Members of the decades-old but still hugely popular Japanese pop group SMAP said Monday they will remain together, ending rumors of a breakup that shocked fans in Japan and elsewhere in Asia.

The five members of the group, wearing dark business suits and appearing serious, apologized at the start of their weekly variety TV show for causing concern and sought their fans' continuing support.

In brief comments by each member explaining the situation, some acknowledged that the group was in fact going through a crisis.

'From now on we will only look ahead and strive to go forward' - Takuya Kimura

Takuya Kimura, the best-known member, said SMAP was "on the verge of a midair breakup."

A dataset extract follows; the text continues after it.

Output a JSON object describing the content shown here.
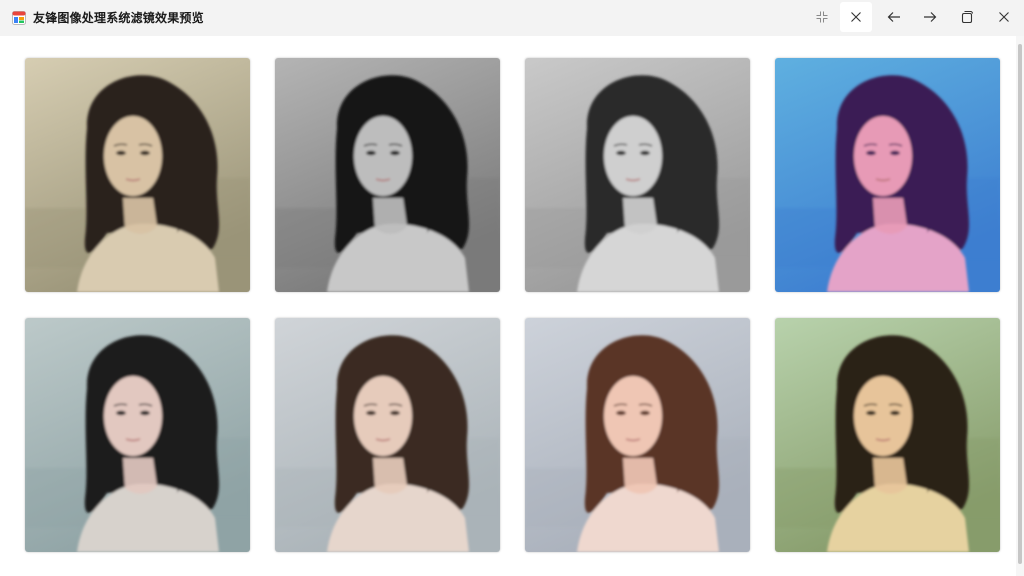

But he added, "From now on we will only look ahead and strive to go forward."

Rumors of SMAP's breakup — reportedly over disputes between a SMAP manager and its talent agency, Johnny & Associates — emerged last week, shaking the entertainment industry. The influential group served as a cultural ambassador for Japan and in 2011 met with then-Chinese Premier Wen Jiabao.

Japan China Wen SMAP

SMAP's Masahiro Nakai shakes hands with then-Chinese Premier Wen Jiabao during a Tokyo reception in 2011 as fellow bandmates (from left) Shingo Katori, Tsuyoshi Kusanagi and Takuya Kimura look on. (Huang Jingwen/Xinhua/Associated Press)

Formed in 1988 as a six-member teenage boy group, SMAP, or "Sports Music Assemble People," surged to stardom with choreographed singing and dancing.

Its members are now between the ages of 38 and 43, and it remains one of Japan's most popular pop groups and a staple of entertainment shows and advertisements. Each member has also performed individually in variety shows, films and elsewhere.